All companies proposing to be involved in an acquisition by a foreign firm are supposed to voluntarily notify CFIUS, but CFIUS can review transactions that are not voluntarily submitted. CFIUS’ primary concern in most reviews is that technology or funds from an acquired U.S. business might be transferred to a sanctioned country due to being acquired by a foreign acquirer. The vast majority of transactions submitted to CFIUS are approved without difficulty.

Structure

Transaction structures in Asia typically are minority investments, or “stakes,” in another company, and if this is successful, acquisition of more shares at a later date. Transaction structures in Europe typically are two-step transactions where a majority of shares are acquired, and the remaining will be acquired later. Both of these structures are also used in the United States, although the most popular structure is to acquire 100% of the shares, and then have an earnout payment if the target achieves certain goals.

International acquirers can use flexible transaction structures to their advantage by offering to make a minority investment or acquire a majority of shares. It is important to consider what transaction structures are prevalent in recent acquisitions in the sector.

For example, in the fiber-to-the-home subsector, certain transactions kept the original family that founded the telecommunication company on the capitalization table as minority shareholders — e.g., KKR and Oak Hill’s MetroNet acquired CTS Telecom for $100 million, which resulted in a capitalization structure that had KKR owning 42%, Oak Hill holding 27% and the Cinelli Family keeping 23%.

If a minority or majority investment is on the table, then the issue of control should be examined. There are various levels of control, including negative control, whereby a shareholder can block the sale of a company. This is a complex area, and technology companies often have class A voting shares and class B non-voting shares, preferences with anti-dilution rights, tag-along and drag-along rights, rights of first refusal and staggered boards. The complexity of control is one of the reasons why 100% ownership plus an earnout structure is popular in the United States.

Typically, the international acquirer will set up an acquisition vehicle in Delaware. If the transaction is a 100% acquisition, then the type of structure needs to be considered — asset purchase versus a share purchase. In the United States, acquisitions often take the form of a triangular merger, which can have tax benefits. The target will merge with a subsidiary of the acquirer. If the subsidiary survives, this is called a “forward triangular merger.” If the target survives, this is called a “reverse triangular merger.”

Taxes are an important consideration, and this requires examining the acquirer and the target’s corporate organizations and to determine the most tax efficient structure. Tax planning should consider not only the tax consequences of the transaction itself, but also the implications of operating the newly acquired U.S. business after closing — cross-border flows of goods and services, the repatriation of cash and other distributions and the availability of U.S. tax treaties.

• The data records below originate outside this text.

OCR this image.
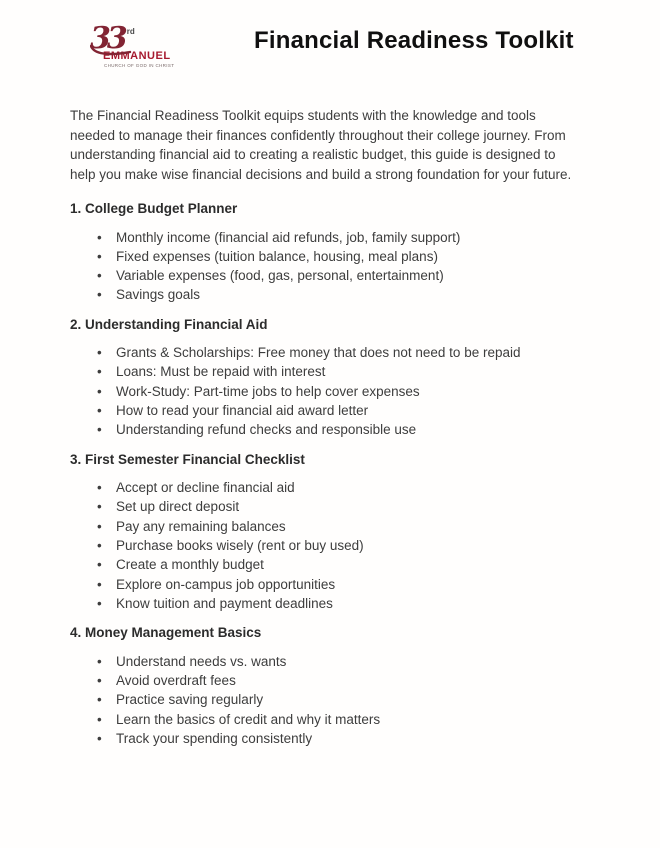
33 $^{rd}$
EMMANUEL
CHURCH OF GOD IN CHRIST
Financial Readiness Toolkit

The Financial Readiness Toolkit equips students with the knowledge and tools needed to manage their finances confidently throughout their college journey. From understanding financial aid to creating a realistic budget, this guide is designed to help you make wise financial decisions and build a strong foundation for your future.

1. College Budget Planner
• Monthly income (financial aid refunds, job, family support)
• Fixed expenses (tuition balance, housing, meal plans)
• Variable expenses (food, gas, personal, entertainment)
• Savings goals
2. Understanding Financial Aid
• Grants & Scholarships: Free money that does not need to be repaid
• Loans: Must be repaid with interest
• Work-Study: Part-time jobs to help cover expenses
• How to read your financial aid award letter
• Understanding refund checks and responsible use
3. First Semester Financial Checklist
• Accept or decline financial aid
• Set up direct deposit
• Pay any remaining balances
• Purchase books wisely (rent or buy used)
• Create a monthly budget
• Explore on-campus job opportunities
• Know tuition and payment deadlines
4. Money Management Basics
• Understand needs vs. wants
• Avoid overdraft fees
• Practice saving regularly
• Learn the basics of credit and why it matters
• Track your spending consistently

Finally, it is important to structure a transaction with the acquirer’s employees in mind. In Asia and Europe, employee options are less common, but in the United States, technology sector employee options are expected, and the transaction needs to be structured accordingly.

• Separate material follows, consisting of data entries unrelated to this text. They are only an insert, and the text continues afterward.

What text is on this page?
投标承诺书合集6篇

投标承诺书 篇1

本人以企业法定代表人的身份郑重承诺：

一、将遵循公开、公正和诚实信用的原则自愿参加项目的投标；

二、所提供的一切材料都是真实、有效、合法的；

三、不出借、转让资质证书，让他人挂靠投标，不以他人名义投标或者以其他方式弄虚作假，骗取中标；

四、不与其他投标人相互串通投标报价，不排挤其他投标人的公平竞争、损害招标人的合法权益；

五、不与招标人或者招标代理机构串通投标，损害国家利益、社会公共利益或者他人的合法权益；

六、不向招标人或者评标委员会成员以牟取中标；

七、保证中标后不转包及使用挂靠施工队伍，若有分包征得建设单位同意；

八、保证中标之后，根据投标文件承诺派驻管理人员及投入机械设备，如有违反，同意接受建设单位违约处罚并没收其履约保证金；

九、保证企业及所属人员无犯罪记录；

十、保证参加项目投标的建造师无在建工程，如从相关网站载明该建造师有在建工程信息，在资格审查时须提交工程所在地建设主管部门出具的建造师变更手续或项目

It is also common to incentivize the management team to stay with the target after the transaction with a closing bonus and other incentives. Given that the management works for more than monetary incentives, selling the team on the acquirer’s vision, culture and strategy is particularly important. This can include global distribution of the target’s products sold by the acquirer, which is often a key goal for founding a technology company in the first place.